Confucius’s Ideas on Relationships

Confucius outlines five specific relationships – parent and child, elder brother and younger brother, husband and wife, friend and friend, and ruler and subject – and it is easy to compare and contrast those individual relationships within their subsequent modern context.  From an academic educational standpoint (versus social context), I enjoyed William Theodore de Bary’s humanist perspective that ‘Confucian literature, with its emphasis on ethical relationships, connects the family and the local community with the larger national and global communities.  Rather than centering exclusively on the differences that separate groups, Confucianism can provide a multiculturalism that ‘integrates human commonality as well as cultural diversity”  (Gutek, 2011, pp. 26-27).

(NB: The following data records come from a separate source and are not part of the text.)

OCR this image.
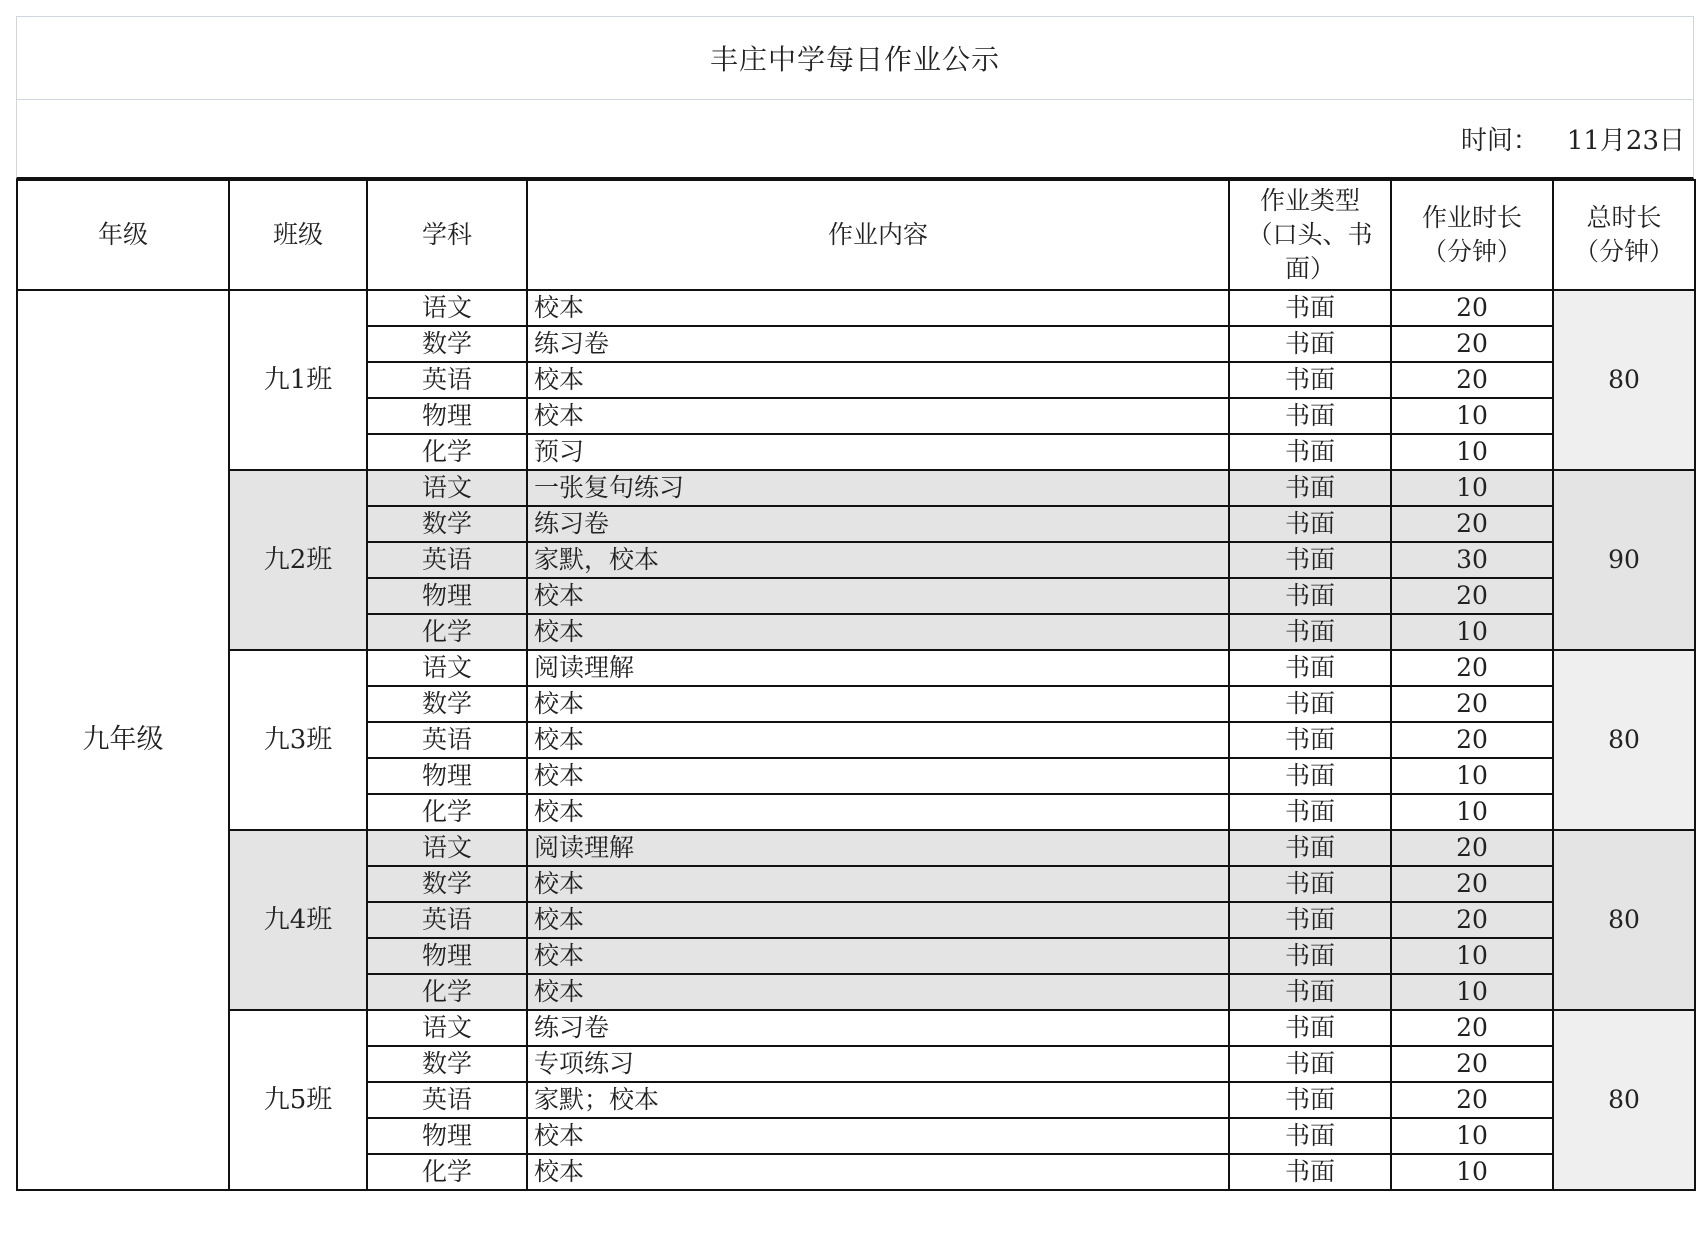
丰庄中学每日作业公示
时间： 11月23日
年级	班级	学科	作业内容	作业类型
（口头、书
面）	作业时长
（分钟）	总时长
（分钟）

九年级	九1班	语文	校本	书面	20	80
		数学	练习卷	书面	20	
		英语	校本	书面	20	
		物理	校本	书面	10	
		化学	预习	书面	10	
	九2班	语文	一张复句练习	书面	10	90
		数学	练习卷	书面	20	
		英语	家默，校本	书面	30	
		物理	校本	书面	20	
		化学	校本	书面	10	
	九3班	语文	阅读理解	书面	20	80
		数学	校本	书面	20	
		英语	校本	书面	20	
		物理	校本	书面	10	
		化学	校本	书面	10	
	九4班	语文	阅读理解	书面	20	80
		数学	校本	书面	20	
		英语	校本	书面	20	
		物理	校本	书面	10	
		化学	校本	书面	10	
	九5班	语文	练习卷	书面	20	80
		数学	专项练习	书面	20	
		英语	家默；校本	书面	20	
		物理	校本	书面	10	
		化学	校本	书面	10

I believe we see this in schools today.  On the one hand, educators have placed greater import on equity in the classroom, closing achievement gaps, and creating an inclusive learning environment.  At the same time, we strive to diversify our texts, celebrate the individual, create relevant learning experiences based upon our students interests, needs, and backgrounds, and instill a sense of cultural competency throughout the school’s climate and curriculum.
From a teaching perspective, I think it’s somewhat easy to view the teacher-student Confucian relationship as a ‘sage on the stage’ type mentorship, vs the Western ideal of teacher as facilitator and emphasis on small group and peer-led investigation.  However, the fact that an environment such as that – where students are ranked and evaluated, and open to constructive criticism – leads to rewards such as positive motivation and self-esteem, facets that are not present in many American school situations.  I believe all educators praise their students and reward hard work, but oftentimes we hear of learned helplessness, a lack of resiliency, and disrespect that stems from this.  This is where the social context comes into play — if we exist in a society or culture where hierarchical relationships or norms are not revered, it is hard to establish a positive environment that is conducive to struggles without meeting resistance and lack of support.  The parent-student relationship is important at that point, because a family home which celebrates effort and lessons learned (What fabulous struggle did you encounter today?) creates a student whose views on education are much more willing and open than that of a pupil who is either striving for perfection without effort, or worse places no value on academic improvement/achievement.  As parents, we must recognize the education system as a positive attribute of our society (versus an institution that is in opposition to our views); as educators, we must connect our lessons to the global context.

Gutek, G. L. (2011). Historical and philosophical foundations of education: A biographical introduction. Boston, MA: Pearson.